The Andersen Horticultural Library is an important point of outreach to the broader community and visitors of all ages, from young patrons who attend nature-based story times to parents and grandparents who take in exhibits featuring art from its rare volumes.

For example, a recent show displayed illustrated bird books from the library’s collection. Visitors can view art from the deluxe edition of The Birds of Minnesota by noted ornithologist Thomas Sadler Roberts, one of the founders of the University’s Bell Museum, and a stunning toucan from the cover of Edward Lear’s Birds.
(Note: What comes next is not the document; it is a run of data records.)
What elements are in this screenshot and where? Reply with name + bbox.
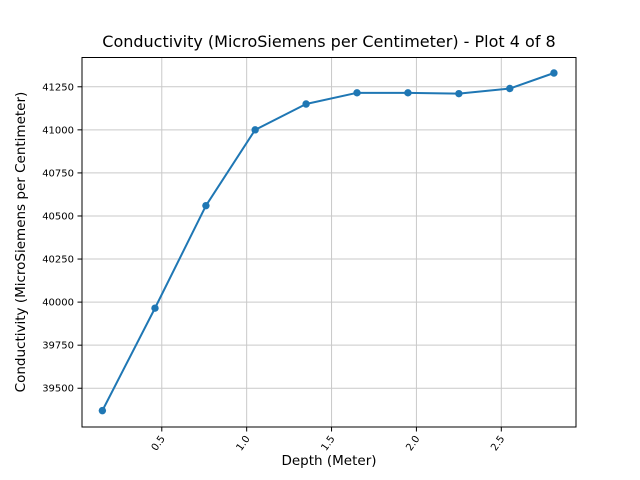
y-tick-label: 39500	[42, 384, 74, 395]
y-tick-label: 40500	[42, 211, 74, 222]
data-point-marker	[353, 89, 361, 97]
data-point-marker	[404, 89, 412, 97]
x-tick-label: 0.5	[150, 434, 168, 453]
x-axis-label: Depth (Meter)	[281, 453, 377, 469]
x-tick-label: 1.5	[319, 434, 337, 453]
data-line	[101, 72, 555, 412]
x-tick-label: 2.5	[489, 434, 507, 453]
y-tick-label: 39750	[42, 341, 74, 352]
data-point-marker	[251, 126, 259, 134]
data-point-marker	[302, 100, 310, 108]
chart-title: Conductivity (MicroSiemens per Centimete…	[102, 32, 556, 51]
x-tick-label: 1.0	[235, 434, 253, 453]
x-tick-label: 2.0	[404, 434, 422, 453]
axes-frame	[81, 57, 577, 428]
data-point-marker	[506, 84, 514, 93]
y-tick-label: 41000	[42, 125, 74, 136]
data-point-marker	[202, 201, 210, 210]
data-point-marker	[151, 304, 159, 312]
y-tick-label: 41250	[42, 82, 74, 93]
y-tick-label: 40750	[42, 168, 74, 179]
data-point-marker	[550, 69, 558, 77]
data-point-marker	[455, 89, 463, 98]
data-point-marker	[98, 406, 107, 415]
y-axis-label: Conductivity (MicroSiemens per Centimete…	[13, 91, 29, 393]
y-tick-label: 40250	[42, 255, 74, 266]
y-tick-label: 40000	[42, 298, 74, 309]
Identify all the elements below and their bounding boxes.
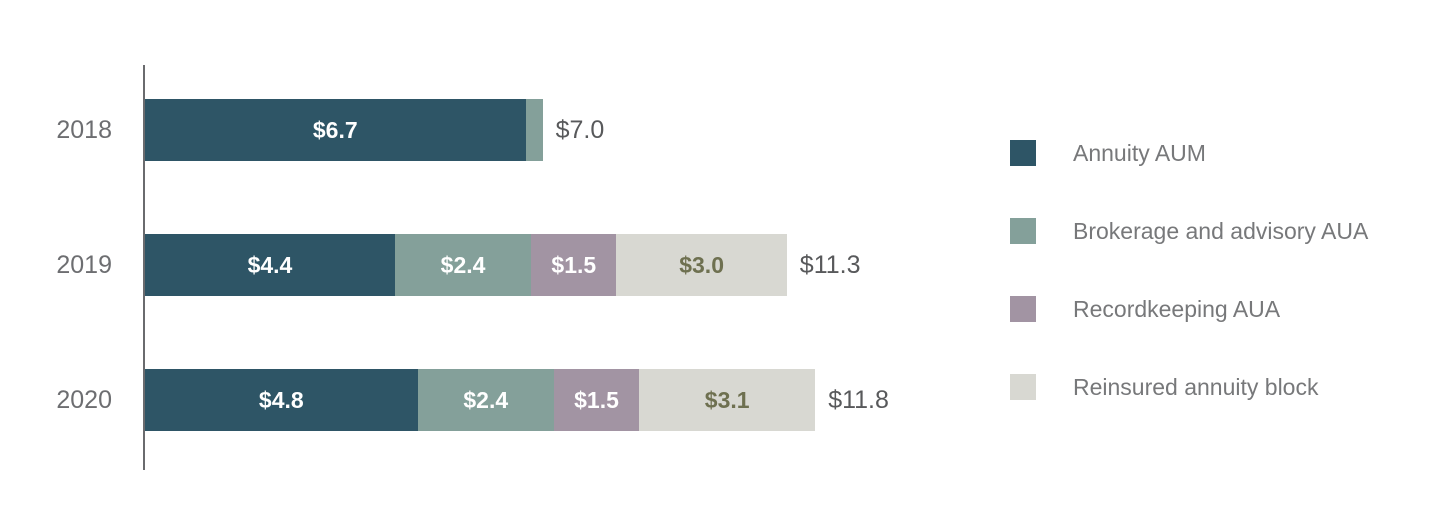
bar-segment: $1.5 [531,234,617,296]
category-label: 2019 [56,250,112,279]
stacked-bar: $4.4 $2.4 $1.5 $3.0 [145,234,787,296]
category-label: 2018 [56,115,112,144]
chart-legend: Annuity AUM Brokerage and advisory AUA Rec… [1010,140,1368,452]
category-label: 2020 [56,385,112,414]
legend-swatch-icon [1010,218,1036,244]
legend-label: Brokerage and advisory AUA [1073,217,1369,244]
legend-item: Brokerage and advisory AUA [1010,218,1368,244]
legend-swatch-icon [1010,296,1036,322]
legend-label: Recordkeeping AUA [1073,295,1281,322]
legend-item: Annuity AUM [1010,140,1368,166]
legend-swatch-icon [1010,374,1036,400]
total-label: $7.0 [555,115,605,144]
stacked-bar: $6.7 [145,99,543,161]
y-axis-line [143,65,145,470]
legend-swatch-icon [1010,140,1036,166]
bar-segment: $6.7 [145,99,526,161]
bar-segment: $1.5 [553,369,640,431]
bar-segment: $3.1 [639,369,816,431]
bar-row-2018: 2018 $6.7 $7.0 [0,99,604,161]
legend-item: Recordkeeping AUA [1010,296,1368,322]
legend-item: Reinsured annuity block [1010,374,1368,400]
bar-segment: $4.8 [145,369,418,431]
stacked-bar: $4.8 $2.4 $1.5 $3.1 [145,369,816,431]
bar-segment: $3.0 [616,234,787,296]
bar-segment: $2.4 [417,369,554,431]
bar-segment: $4.4 [145,234,395,296]
total-label: $11.3 [799,250,861,279]
legend-label: Annuity AUM [1073,139,1206,166]
total-label: $11.8 [828,385,889,414]
bar-row-2020: 2020 $4.8 $2.4 $1.5 $3.1 $11.8 [0,369,889,431]
bar-row-2019: 2019 $4.4 $2.4 $1.5 $3.0 $11.3 [0,234,861,296]
legend-label: Reinsured annuity block [1073,373,1319,400]
bar-segment [525,99,543,161]
bar-segment: $2.4 [394,234,532,296]
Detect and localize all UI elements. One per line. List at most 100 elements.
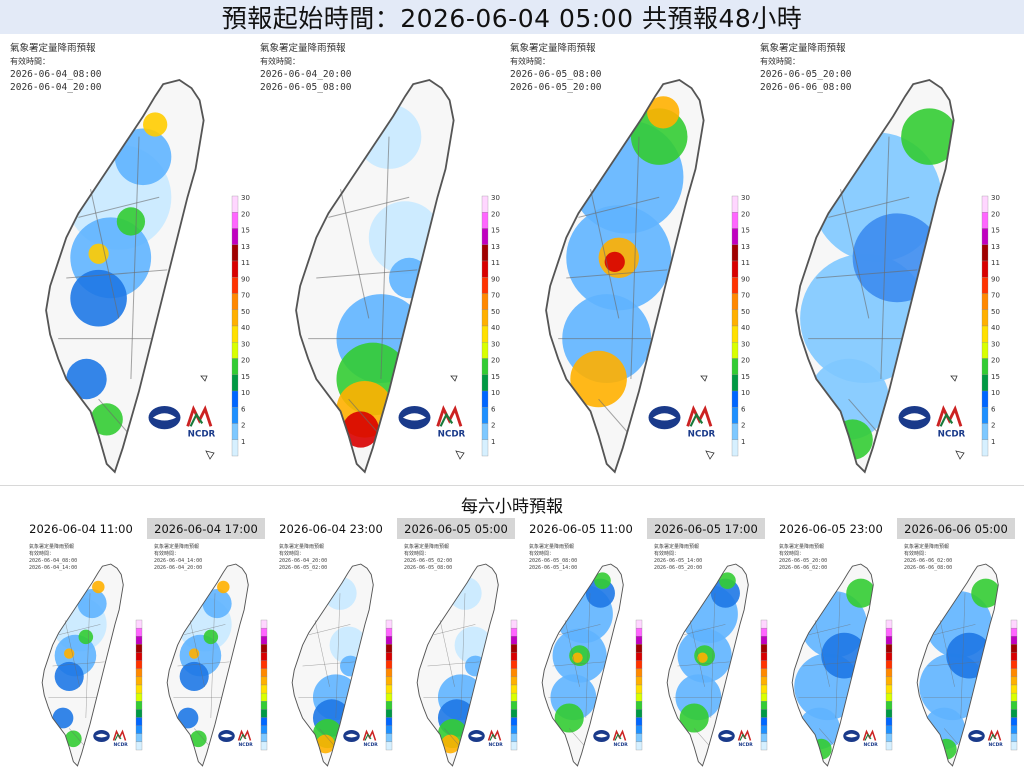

A new joint project between the Arboretum and the library collects scientifically accurate fine art to celebrate and document the extensive ecosystem on site. Called Flora and Fauna Illustrata, this collection includes juried pieces by artists that capture the bounty of the Arboretum in watercolor, graphite, or colored pencil.

An annual exhibition covers a different theme each year, such as trees or spring plants. The library preserves the artwork in its permanent collection with plans to periodically display it. The current Flora and Fauna Illustrata exhibit features Minnesota hardy plants

“It ties in a lot with our collections, and it’s great to be able to partner with the Arboretum on this and document what is currently here at this point in time. It’s important, because it will change as the climate changes,” Allen says. “It’s another way to get the community engaged.”

An abundance of Nakashima

Some visitors to the Andersen Horticultural Library aren’t there to learn about plants and animals. Instead, they come for the furniture. The space is filled with about 80 pieces by acclaimed architect and master woodworker, George Nakashima.

Commissioned by the Andersens, the extensive collection of chairs, tables, shelving, and display cases makes for a warm and cozy setting. Nakashima created the furniture for the library mostly from black walnut, along with a striking coffee table crafted from the burl of a 400-plus-year-old English oak tree from the Sherwood Forest.

Nakashima’s furniture is known for highlighting nature’s imprint on the wood, such as insect damage or irregular growth. “It’s one of the largest collections of his furniture that is open to the public, where you can sit in a chair or work at a table,” says Librarian Kathy Allen. “It’s unusual to have this large of a collection.”

The library’s reading room, a light-filled space with high ceilings, natural wood beams, and the warm and inviting Nakashima furniture, creates a memorable space for enjoying a unique collection.